Mammalian brain tissue is predominantly composed of lipids which are comprised of different saturated, monounsaturated, and polyunsaturated fatty acids (Fig. 1). The principle omega-3 fatty acid found in brain is DHA, comprising 10–20% of total fatty acids composition, whereas the omega-3 fatty acids ALA, EPA, and docosapentaenoic acid (22:5n-3) comprise <1% of total brain fatty acid composition. The ratio of saturated, monounsaturated, and polyunsaturated fatty acids observed in postmortem human frontal cortex is generally conserved among other mammals, including monkeys [11], rats [12], and mice [13]. For example, adult rodents/primates maintained on a diet containing ALA exhibit frontal cortex DHA concentrations of ∼20% of total fatty acids. Studies in adult rodents and primates also demonstrate that DHA concentrations differ between brain regions. In rodents, DHA is most concentrated in the frontal cortex and hippocampus (16–22% of total fatty acids) and less concentrated in the striatum (∼14% of total fatty acids), midbrain (∼13% of total fatty acids), and pons/medulla (∼10% of total fatty acids) [13], [14], [15], [16], [17]. In the neonatal baboon brain, the highest DHA concentrations are in the globus pallidus, superior colliculus, putamen and precentralis regions (14% of total fatty acids), followed by cortical regions, including the frontal cortex (12.9% of total fatty acids) [18].
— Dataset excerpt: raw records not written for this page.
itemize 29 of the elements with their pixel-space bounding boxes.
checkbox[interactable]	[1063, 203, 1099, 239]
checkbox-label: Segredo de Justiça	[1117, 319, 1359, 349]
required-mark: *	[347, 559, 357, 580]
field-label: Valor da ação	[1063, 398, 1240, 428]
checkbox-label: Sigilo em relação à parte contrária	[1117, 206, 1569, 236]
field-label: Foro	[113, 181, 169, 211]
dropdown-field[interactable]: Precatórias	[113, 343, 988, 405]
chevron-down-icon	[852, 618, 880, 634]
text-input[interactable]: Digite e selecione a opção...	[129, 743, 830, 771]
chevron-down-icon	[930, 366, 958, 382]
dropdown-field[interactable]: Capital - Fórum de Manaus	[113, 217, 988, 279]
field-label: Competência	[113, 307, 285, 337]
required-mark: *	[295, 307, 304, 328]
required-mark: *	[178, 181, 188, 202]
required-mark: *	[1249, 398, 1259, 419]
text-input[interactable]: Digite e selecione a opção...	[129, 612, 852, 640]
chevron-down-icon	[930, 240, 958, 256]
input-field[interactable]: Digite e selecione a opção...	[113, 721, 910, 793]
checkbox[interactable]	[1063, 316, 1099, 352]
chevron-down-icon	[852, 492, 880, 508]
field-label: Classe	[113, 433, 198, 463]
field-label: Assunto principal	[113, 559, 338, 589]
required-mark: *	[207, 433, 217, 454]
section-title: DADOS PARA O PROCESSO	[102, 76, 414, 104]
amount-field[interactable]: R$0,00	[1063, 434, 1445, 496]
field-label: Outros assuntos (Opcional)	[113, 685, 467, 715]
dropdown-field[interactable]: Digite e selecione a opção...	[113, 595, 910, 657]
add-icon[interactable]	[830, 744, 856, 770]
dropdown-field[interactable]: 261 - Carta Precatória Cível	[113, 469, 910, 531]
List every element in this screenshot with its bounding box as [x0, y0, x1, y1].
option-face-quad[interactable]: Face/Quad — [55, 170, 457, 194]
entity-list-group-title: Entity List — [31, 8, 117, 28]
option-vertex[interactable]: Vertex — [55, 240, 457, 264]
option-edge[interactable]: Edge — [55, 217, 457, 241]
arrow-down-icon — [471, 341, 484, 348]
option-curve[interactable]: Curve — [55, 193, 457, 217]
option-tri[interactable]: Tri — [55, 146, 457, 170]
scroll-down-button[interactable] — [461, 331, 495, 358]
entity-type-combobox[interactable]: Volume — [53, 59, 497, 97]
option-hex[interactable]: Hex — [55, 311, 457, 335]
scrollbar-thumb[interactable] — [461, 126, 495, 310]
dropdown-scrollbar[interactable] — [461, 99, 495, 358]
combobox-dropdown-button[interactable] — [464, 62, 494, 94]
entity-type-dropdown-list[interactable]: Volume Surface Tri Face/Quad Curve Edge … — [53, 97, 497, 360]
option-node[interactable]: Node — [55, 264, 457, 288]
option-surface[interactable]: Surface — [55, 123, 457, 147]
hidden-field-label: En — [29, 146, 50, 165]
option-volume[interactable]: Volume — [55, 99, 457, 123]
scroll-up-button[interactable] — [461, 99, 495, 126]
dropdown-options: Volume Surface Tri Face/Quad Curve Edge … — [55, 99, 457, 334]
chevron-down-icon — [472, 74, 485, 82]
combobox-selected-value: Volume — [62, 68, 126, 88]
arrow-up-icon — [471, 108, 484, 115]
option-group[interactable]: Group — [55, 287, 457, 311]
Within brain tissues, DHA preferentially accumulates in growth cones, synaptosomes, astrocytes, myelin, microsomal, and mitochondrial membranes [19], [20], [21], [22], [23], [24]. DHA is predominantly acetylated into the sn-2 position of the phospholipids phosphatidylethanolamine and phosphatidylserine, and saturated fatty acids, predominantly stearic acid or palmitic acid, occupy the sn-1 position [25]. Fatty acids are mobilized from membrane phospholipids by PLA₂-mediated hydrolyses of the acyl ester bond. The calcium-independent iPLA₂ and PlsEtn-PLA₂ isoforms mobilize DHA, and the calcium-dependent cPLA₂ isoform preferentially mobilizes the omega-6 fatty acid arachidonic acid [26]. Once mobilized, DHA may act as a second messenger in the modulation of synaptic signal transduction pathways [27], is metabolized into anti-inflammatory docosanoids [28], is degraded by β-oxidation or peroxidation [29], or is reacylated into membrane phospholipids by aceyltransferases. It has been estimated that approximately 2–8% of brain DHA is replaced daily due to metabolism, and DHA has a loss half-life in total brain phospholipids of 33 days under steady-state ALA intake [30], [31].

The dynamics associated with brain DHA accrual during perinatal development, and the consequences of deficits in perinatal brain DHA accrual on brain maturation and function, have been most extensively characterized in rodents, and preliminarily characterized in nonhuman primates and humans.